Les travaux de Catherine Servant sur la critique littéraire tchèque s’inscrivent en partie dans la réflexion menée, au sein d’une équipe de dix-neuvièmistes de l’Institut littéraire de l’Académie tchèque des sciences, sur le débat sur l’art et la formation de l’espace public dans les Pays tchèques et en Europe centrale (institutions, réseaux, pratiques).

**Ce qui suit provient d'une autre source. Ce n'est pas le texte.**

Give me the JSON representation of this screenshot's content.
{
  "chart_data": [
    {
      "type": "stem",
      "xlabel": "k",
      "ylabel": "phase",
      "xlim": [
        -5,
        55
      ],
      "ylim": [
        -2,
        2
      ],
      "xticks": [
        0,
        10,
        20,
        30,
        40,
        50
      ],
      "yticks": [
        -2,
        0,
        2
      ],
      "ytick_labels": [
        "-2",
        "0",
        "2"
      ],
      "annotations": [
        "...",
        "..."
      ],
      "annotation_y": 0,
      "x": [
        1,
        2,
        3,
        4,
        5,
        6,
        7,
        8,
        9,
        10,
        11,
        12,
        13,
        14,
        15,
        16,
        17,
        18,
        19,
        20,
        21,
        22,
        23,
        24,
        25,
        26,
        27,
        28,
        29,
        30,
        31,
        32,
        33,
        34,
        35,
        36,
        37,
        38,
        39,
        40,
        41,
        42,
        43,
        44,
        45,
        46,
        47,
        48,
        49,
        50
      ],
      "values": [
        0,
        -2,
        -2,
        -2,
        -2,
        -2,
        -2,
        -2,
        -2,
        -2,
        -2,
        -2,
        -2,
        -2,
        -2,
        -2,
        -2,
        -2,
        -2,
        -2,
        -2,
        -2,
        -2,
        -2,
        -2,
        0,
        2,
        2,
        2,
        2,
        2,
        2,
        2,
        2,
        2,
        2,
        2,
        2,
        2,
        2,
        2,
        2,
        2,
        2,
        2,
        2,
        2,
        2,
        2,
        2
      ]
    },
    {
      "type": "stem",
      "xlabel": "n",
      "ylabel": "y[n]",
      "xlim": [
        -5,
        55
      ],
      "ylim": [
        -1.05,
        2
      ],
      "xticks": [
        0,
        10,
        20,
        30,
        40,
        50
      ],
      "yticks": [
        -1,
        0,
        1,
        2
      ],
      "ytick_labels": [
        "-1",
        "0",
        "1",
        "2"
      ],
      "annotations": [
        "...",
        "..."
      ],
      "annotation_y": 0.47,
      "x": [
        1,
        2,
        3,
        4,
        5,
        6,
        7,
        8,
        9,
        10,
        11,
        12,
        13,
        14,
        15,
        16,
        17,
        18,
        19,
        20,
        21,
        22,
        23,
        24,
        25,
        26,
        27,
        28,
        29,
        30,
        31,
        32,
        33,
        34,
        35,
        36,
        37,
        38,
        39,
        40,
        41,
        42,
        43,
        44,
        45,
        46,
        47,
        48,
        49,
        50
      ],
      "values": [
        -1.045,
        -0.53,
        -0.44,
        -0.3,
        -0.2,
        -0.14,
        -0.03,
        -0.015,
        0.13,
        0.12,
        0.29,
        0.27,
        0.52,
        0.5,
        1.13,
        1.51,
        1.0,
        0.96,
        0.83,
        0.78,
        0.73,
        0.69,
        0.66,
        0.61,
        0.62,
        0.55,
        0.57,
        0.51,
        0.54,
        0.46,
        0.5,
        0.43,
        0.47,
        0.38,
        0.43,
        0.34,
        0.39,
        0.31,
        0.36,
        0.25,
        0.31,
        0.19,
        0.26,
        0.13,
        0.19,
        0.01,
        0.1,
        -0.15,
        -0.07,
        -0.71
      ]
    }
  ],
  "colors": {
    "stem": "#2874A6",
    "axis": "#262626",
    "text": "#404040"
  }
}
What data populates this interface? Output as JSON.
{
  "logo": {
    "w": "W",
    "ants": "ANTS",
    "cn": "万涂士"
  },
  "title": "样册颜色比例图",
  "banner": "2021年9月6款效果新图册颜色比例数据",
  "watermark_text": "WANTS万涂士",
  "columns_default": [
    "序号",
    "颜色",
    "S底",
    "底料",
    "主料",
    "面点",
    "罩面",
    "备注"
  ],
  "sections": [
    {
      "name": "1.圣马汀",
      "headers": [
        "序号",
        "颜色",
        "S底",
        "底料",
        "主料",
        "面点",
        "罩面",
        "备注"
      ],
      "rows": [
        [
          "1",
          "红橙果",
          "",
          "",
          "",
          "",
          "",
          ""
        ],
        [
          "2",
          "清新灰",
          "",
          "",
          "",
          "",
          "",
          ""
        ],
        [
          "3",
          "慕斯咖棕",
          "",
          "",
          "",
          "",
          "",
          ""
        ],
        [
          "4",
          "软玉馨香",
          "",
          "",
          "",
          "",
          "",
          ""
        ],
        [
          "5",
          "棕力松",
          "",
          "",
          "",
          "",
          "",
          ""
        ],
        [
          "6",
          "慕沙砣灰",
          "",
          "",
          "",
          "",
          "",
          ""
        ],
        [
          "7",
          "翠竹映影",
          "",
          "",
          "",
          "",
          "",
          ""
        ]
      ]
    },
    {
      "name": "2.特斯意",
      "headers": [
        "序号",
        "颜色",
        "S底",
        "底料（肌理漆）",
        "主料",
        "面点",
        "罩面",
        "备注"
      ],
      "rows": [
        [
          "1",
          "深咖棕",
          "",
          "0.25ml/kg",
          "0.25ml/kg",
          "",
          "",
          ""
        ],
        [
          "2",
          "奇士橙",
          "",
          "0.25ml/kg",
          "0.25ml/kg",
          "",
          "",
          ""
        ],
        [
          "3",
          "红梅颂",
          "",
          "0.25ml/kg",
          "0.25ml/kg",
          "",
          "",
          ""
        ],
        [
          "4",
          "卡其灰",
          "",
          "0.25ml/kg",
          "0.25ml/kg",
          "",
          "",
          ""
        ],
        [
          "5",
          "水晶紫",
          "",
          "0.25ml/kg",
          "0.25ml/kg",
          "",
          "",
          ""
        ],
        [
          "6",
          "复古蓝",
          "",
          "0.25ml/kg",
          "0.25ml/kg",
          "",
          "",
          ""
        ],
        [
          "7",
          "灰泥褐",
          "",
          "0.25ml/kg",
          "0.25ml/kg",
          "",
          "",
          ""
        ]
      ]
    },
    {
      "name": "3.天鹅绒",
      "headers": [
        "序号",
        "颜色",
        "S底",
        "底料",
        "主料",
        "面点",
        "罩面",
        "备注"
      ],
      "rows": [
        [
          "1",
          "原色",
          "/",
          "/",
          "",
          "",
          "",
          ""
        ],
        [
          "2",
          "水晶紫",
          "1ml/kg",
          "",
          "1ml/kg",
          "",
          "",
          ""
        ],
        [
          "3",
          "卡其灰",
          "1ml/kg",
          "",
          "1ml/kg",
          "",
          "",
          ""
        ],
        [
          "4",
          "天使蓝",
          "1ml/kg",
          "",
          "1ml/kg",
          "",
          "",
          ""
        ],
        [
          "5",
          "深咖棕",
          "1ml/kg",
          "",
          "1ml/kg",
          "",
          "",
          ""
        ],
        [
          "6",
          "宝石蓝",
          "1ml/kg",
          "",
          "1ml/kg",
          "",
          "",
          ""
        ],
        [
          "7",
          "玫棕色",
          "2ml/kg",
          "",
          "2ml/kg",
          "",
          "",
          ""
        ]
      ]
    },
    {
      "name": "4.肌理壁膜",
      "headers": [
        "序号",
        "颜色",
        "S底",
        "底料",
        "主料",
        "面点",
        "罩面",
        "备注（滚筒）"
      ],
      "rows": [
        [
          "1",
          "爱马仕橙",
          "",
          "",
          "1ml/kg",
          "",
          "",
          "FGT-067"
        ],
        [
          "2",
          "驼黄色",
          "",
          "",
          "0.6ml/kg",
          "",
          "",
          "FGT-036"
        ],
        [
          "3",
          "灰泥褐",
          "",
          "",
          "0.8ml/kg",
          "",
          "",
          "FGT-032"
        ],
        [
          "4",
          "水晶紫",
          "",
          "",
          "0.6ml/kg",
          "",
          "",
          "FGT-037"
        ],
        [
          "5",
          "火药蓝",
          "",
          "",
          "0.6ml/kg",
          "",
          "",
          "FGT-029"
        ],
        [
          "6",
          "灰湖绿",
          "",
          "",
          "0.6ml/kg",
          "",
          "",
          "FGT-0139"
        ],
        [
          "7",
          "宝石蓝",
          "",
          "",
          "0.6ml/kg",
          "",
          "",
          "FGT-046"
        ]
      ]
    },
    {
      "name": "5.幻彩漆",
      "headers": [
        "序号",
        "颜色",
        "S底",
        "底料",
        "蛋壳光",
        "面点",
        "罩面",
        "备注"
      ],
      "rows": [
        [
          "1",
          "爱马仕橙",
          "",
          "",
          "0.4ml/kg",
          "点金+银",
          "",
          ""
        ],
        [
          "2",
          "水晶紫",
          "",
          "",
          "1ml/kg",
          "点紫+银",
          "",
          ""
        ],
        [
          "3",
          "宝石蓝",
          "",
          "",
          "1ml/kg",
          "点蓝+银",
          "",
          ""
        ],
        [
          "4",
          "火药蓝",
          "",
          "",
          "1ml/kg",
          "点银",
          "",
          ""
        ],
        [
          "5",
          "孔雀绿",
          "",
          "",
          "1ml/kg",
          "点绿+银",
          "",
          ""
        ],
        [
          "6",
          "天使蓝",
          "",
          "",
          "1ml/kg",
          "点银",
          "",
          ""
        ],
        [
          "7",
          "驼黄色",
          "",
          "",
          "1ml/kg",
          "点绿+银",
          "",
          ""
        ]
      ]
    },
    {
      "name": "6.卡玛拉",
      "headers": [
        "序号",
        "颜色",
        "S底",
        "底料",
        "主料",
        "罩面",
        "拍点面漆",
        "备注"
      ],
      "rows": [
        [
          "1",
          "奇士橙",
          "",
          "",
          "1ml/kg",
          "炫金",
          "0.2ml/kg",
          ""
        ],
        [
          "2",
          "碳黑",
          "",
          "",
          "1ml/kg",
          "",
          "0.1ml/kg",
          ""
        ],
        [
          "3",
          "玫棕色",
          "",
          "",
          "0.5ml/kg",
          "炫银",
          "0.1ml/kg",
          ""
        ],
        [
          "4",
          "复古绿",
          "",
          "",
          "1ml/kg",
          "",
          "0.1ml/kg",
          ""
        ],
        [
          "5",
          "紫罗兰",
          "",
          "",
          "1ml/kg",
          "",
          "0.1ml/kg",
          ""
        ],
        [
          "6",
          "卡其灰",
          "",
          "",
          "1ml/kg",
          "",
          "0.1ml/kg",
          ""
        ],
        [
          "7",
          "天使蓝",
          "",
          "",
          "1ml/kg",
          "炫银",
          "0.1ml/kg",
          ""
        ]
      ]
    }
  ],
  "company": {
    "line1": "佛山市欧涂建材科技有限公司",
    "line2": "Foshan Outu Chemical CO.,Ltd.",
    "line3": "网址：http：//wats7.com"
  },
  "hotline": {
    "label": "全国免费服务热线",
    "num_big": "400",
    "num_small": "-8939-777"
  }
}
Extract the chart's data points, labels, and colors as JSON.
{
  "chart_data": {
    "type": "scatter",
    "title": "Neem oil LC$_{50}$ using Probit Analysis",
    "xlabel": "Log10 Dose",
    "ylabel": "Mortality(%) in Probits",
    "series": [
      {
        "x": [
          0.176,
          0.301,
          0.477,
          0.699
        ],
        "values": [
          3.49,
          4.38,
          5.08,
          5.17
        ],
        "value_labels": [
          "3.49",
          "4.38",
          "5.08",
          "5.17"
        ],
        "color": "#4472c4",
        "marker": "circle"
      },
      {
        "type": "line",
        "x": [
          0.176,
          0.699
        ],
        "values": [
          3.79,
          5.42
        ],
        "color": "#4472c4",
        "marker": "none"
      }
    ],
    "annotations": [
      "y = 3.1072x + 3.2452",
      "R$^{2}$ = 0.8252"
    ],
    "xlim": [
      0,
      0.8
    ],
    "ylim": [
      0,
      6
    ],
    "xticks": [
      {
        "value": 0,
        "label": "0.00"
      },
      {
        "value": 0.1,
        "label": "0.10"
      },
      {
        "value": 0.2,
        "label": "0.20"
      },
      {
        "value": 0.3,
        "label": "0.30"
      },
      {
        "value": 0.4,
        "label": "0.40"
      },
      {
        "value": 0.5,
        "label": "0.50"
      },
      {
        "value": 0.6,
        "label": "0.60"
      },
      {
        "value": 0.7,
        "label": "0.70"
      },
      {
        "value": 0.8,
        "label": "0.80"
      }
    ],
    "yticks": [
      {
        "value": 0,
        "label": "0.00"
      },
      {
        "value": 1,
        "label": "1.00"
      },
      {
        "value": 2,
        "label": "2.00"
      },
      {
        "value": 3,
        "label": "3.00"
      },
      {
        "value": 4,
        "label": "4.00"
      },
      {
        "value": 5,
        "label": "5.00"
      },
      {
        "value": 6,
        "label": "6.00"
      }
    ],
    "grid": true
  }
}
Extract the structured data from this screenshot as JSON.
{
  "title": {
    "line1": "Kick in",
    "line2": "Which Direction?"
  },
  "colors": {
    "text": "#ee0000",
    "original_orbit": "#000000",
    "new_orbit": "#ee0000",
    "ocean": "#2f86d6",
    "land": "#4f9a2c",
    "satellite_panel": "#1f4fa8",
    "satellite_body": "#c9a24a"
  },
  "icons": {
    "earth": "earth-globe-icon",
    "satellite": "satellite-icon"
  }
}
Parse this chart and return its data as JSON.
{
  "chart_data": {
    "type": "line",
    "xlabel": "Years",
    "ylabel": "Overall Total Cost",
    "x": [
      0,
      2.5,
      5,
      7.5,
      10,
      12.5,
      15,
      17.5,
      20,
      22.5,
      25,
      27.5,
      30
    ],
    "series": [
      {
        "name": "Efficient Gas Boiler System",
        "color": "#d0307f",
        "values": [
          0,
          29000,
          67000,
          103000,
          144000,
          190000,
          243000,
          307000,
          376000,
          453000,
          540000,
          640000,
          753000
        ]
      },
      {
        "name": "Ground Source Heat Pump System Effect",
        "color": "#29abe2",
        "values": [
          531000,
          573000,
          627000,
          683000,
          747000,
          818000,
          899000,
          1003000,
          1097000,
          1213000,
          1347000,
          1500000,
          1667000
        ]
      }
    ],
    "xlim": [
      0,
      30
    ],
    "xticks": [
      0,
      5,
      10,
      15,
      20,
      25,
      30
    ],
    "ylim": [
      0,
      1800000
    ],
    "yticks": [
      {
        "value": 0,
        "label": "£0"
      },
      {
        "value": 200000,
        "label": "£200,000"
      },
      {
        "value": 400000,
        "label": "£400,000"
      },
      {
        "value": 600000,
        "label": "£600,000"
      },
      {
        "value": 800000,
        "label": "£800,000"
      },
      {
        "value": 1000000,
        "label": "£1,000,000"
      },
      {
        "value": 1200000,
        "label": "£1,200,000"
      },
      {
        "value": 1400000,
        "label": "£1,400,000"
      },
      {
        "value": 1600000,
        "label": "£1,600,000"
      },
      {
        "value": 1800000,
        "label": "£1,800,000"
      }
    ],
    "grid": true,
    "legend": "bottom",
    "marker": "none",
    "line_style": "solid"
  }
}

L’objectif des publications et ateliers issus de ce creuset est d’étudier la formation d’espaces publics ou semi-publicsaccueillant et animant les discussions sur l’art, la « scène médiatique » qui se forme à partir des réseaux de communication – périodiques, critique littéraire et artistique, traductions, expositions, réclame, espaces polémiques –, les médiateurs de ces échanges, enfin, l’autonomisation de ces espaces en tant que condition préalable à l’apparition graduelle d’une vie publique moderne, ainsi qu’à l’émergence et l’articulation progressives de tendances modernistes en art.
Le projet sur la presse allophone dans les villes d’Europe médiane, porté par Nicolas Pitsos et Catherine Servant et mené dans le sillage du Réseau Transfopress, se fixe pour objectifs de relever les lieux associés à la production et à la circulation de ces périodiques, de repérer les acteurs qui les ont initiés, alimentés et fait vivre, de répertorier les formes de leur rédaction et les modèles éditoriaux qu’ils ont pu introduire, leurs réseaux de distribution, la vie culturelle et économique spécifique dont ils ont été les vecteurs. L’étude des revues, magazines et journaux fondés par ou pour les différentes communautés linguistiques, devrait permettre de poser les jalons d’une histoire polyphonique de la presse publiée dans des villes comme Bucarest, Prague, Salonique, en contribuant à une meilleure connaissance de la topographie de ces villes et de l’évolution de leur paysage socioculturel.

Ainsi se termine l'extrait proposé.